O próprio casamento, se persiste no ocidente (e isso quer dentro quer fora da subcultura cristã), é inteiramente transfigurado: suas relações internas são na verdade o oposto do que era tido como norma anteriormente. O casamento é agora visto como uma relação entre agentes independentes, equivalentes e com direitos estritamente iguais. Tanto é assim que qualquer desequilíbrio nessa dinâmica interna pode ser tomado como motivo para invalidá-lo social ou juridicamente.

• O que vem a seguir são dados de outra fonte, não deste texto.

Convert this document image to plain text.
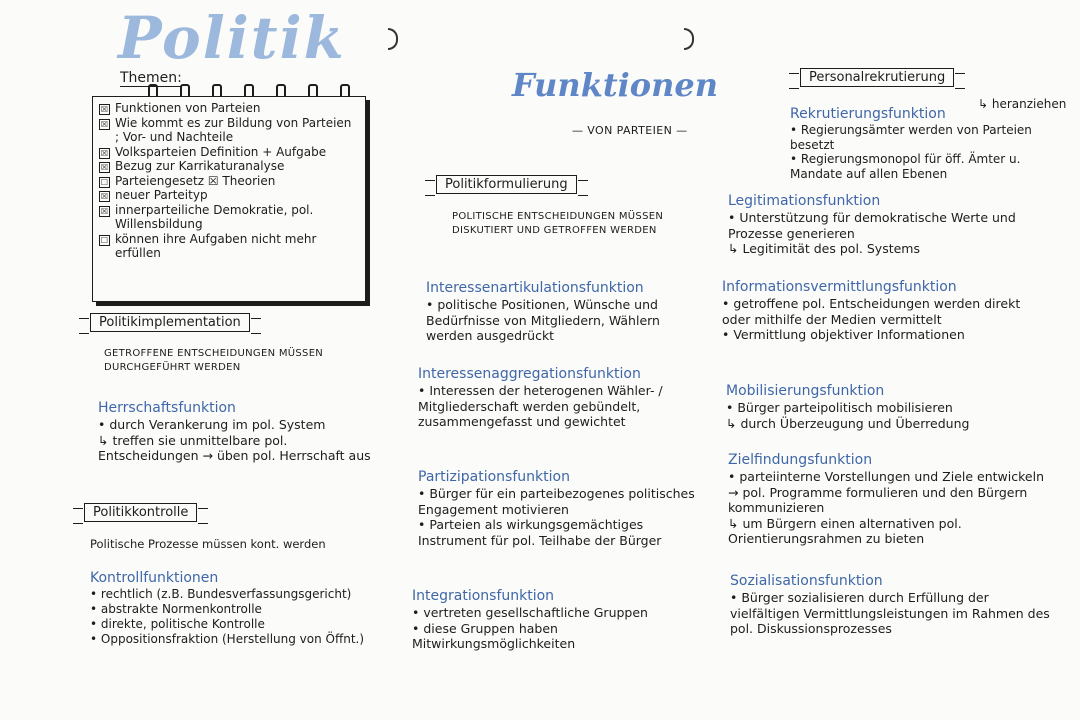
Politik
Themen:
☒ Funktionen von Parteien
☒ Wie kommt es zur Bildung von Parteien ; Vor- und Nachteile
☒ Volksparteien Definition + Aufgabe
☒ Bezug zur Karrikaturanalyse
☐ Parteiengesetz ☒ Theorien
☒ neuer Parteityp
☒ innerparteiliche Demokratie, pol. Willensbildung
☐ können ihre Aufgaben nicht mehr erfüllen
Politikimplementation
GETROFFENE ENTSCHEIDUNGEN MÜSSEN DURCHGEFÜHRT WERDEN
Herrschaftsfunktion
• durch Verankerung im pol. System
↳ treffen sie unmittelbare pol. Entscheidungen → üben pol. Herrschaft aus
Politikkontrolle
Politische Prozesse müssen kont. werden
Kontrollfunktionen
• rechtlich (z.B. Bundesverfassungsgericht)
• abstrakte Normenkontrolle
• direkte, politische Kontrolle
• Oppositionsfraktion (Herstellung von Öffnt.)
Funktionen
— VON PARTEIEN —
Politikformulierung
POLITISCHE ENTSCHEIDUNGEN MÜSSEN DISKUTIERT UND GETROFFEN WERDEN
Interessenartikulationsfunktion
• politische Positionen, Wünsche und Bedürfnisse von Mitgliedern, Wählern werden ausgedrückt
Interessenaggregationsfunktion
• Interessen der heterogenen Wähler- / Mitgliederschaft werden gebündelt, zusammengefasst und gewichtet
Partizipationsfunktion
• Bürger für ein parteibezogenes politisches Engagement motivieren
• Parteien als wirkungsgemächtiges Instrument für pol. Teilhabe der Bürger
Integrationsfunktion
• vertreten gesellschaftliche Gruppen
• diese Gruppen haben Mitwirkungsmöglichkeiten
Personalrekrutierung
↳ heranziehen
Rekrutierungsfunktion
• Regierungsämter werden von Parteien besetzt
• Regierungsmonopol für öff. Ämter u. Mandate auf allen Ebenen
Legitimationsfunktion
• Unterstützung für demokratische Werte und Prozesse generieren
↳ Legitimität des pol. Systems
Informationsvermittlungsfunktion
• getroffene pol. Entscheidungen werden direkt oder mithilfe der Medien vermittelt
• Vermittlung objektiver Informationen
Mobilisierungsfunktion
• Bürger parteipolitisch mobilisieren
↳ durch Überzeugung und Überredung
Zielfindungsfunktion
• parteiinterne Vorstellungen und Ziele entwickeln → pol. Programme formulieren und den Bürgern kommunizieren
↳ um Bürgern einen alternativen pol. Orientierungsrahmen zu bieten
Sozialisationsfunktion
• Bürger sozialisieren durch Erfüllung der vielfältigen Vermittlungsleistungen im Rahmen des pol. Diskussionsprozesses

O paradoxo está em que a igreja, defensora autorizada da família, do casamento e do amor, tolerou por quase dois milênios o casamento (e portanto o sexo) não-consensual. Hoje em dia, devidamente instruído pela sociedade sobre o mérito evidente da consensualidade, não há cristão que discorde que o compromisso do casamento deve ser decidido livremente pelos cônjuges e somente por eles. Porém sexo consensual quer dizer sexo igualitário, e isso os cristãos absolutamente não conseguem consentir. A igreja mostra-se disposta a ser corrigida pela cultura apenas naquilo que não ameace as suas posições oficiais (e portanto o alcance de seu próprio poder sobre a sociedade), e nisso demonstra ser ainda mais culturalmente condicionada do que a sociedade que condena.
Hoje a grande parte dos evangélicos saberá reconhecer que Paulo mantinha-se culturalmente condicionado quando aprovava tacitamente a escravatura (“vocês, escravos, obedeçam em tudo aos seus mestres”) e quando sancionava a noção vigente do status inferior da mulher (“que as mulheres se calem nas assembleias e se mantenham em submissão, como afirma a própria Lei”, e “não permito à mulher ensinar e governar o homem”), mas uma parcela muito menor admitirá que ele estava culturalmente condicionado quando condenava a homossexualidade.
Porém, do mesmo modo que não tinha como vislumbrar uma sociedade sem escravos e uma sociedade que decidisse pela estrita igualdade da mulher, Paulo não tinha como antever a noção contemporânea de relação homossexual igualitária.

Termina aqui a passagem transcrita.